Francis, co-author of “Privacy: What Everyone Needs to Know,” said even she does not read through every term and condition before using a new app or device.
“They’re legally complicated,” she said. “If you think about how much time it takes to read terms and conditions versus what the risks are of not reading them multiplied by every time you might have to do this, it may be more time than it is worth. Unless, of course, there’s something really nasty buried in there.”
Francis said agreements often mean arbitration. So, if a dispute erupts between you and the company, you cannot file a claim or join a class-action suit. But, agreements also spell out how you are giving up personal info.
“You should read the Terms and Conditions if there are reasons why you might be worried about who has access to your data or how your data are used,” Francis said. “You might have ethical reasons about not wanting your data to be used for certain kinds of purpose.”
We looked up the legalese for several major companies that millions of Americans have consented to.
All these are terms tucked away in the legalese users often blow past to start using a new app, website or gadget among many other items. And, saying you were not aware of the legal conditions because “no one reads those,” will get you nowhere with the company or a court of law.
“There’s an offer. There’s an acceptance. There’s a benefit to both sides. It’s an enforceable contract,” Francis said. “You made a deal. ‘We’re sorry it’s a bad deal, but you know, hard on you.’”
If you don’t agree to a company’s legal terms, the only other option you have is to simply not use that new app, website or gadget.
But, if you still have not been persuaded to read all those legal terms scattered across dozens of pages before using something, Francis has a suggestion.
Pull up the agreement on your web browser and try using the search tool to go straight to what concerns you. (CTRL + F / COMMAND + F) If you’re concerned about what happens to your personal information, search for “data” or “sharing” or “third-party”. Worried about your photos and videos you post to a social media site?
“Our automated systems analyze your content (including emails) to provide you personally relevant product features, such as customized search results, tailored advertising, and spam and malware detection.

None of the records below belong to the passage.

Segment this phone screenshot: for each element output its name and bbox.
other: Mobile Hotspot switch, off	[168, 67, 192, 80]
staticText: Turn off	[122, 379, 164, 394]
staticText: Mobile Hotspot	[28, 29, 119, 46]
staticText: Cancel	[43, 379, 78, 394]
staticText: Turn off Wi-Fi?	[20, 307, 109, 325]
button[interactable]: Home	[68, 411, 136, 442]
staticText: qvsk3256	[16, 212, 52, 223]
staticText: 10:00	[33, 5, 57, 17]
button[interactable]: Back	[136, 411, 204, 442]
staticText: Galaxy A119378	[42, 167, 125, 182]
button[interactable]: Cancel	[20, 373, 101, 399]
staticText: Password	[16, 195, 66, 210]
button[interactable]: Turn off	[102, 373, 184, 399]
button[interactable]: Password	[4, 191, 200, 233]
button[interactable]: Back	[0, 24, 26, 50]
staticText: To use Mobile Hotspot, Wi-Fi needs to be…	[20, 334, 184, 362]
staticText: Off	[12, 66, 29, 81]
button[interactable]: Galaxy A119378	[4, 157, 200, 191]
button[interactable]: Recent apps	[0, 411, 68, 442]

This analysis occurs as the content is sent, received, and when it is stored.”
“like many Web sites, we use “cookies,” and we obtain certain types of information when your Web browser accesses Amazon.com or advertisements and other content served by or on behalf of Amazon.com on other Web sites.”
“You give us permission to use your name and profile picture and information about actions you have taken on Facebook next to or in connection with ads, offers, and other sponsored content that we display across our Products, without any compensation to you.”
“Apple and our partners and licensees, such as maps data providers, may collect, use, and share precise location data, including the real-time geographic location of your Apple computer or device.”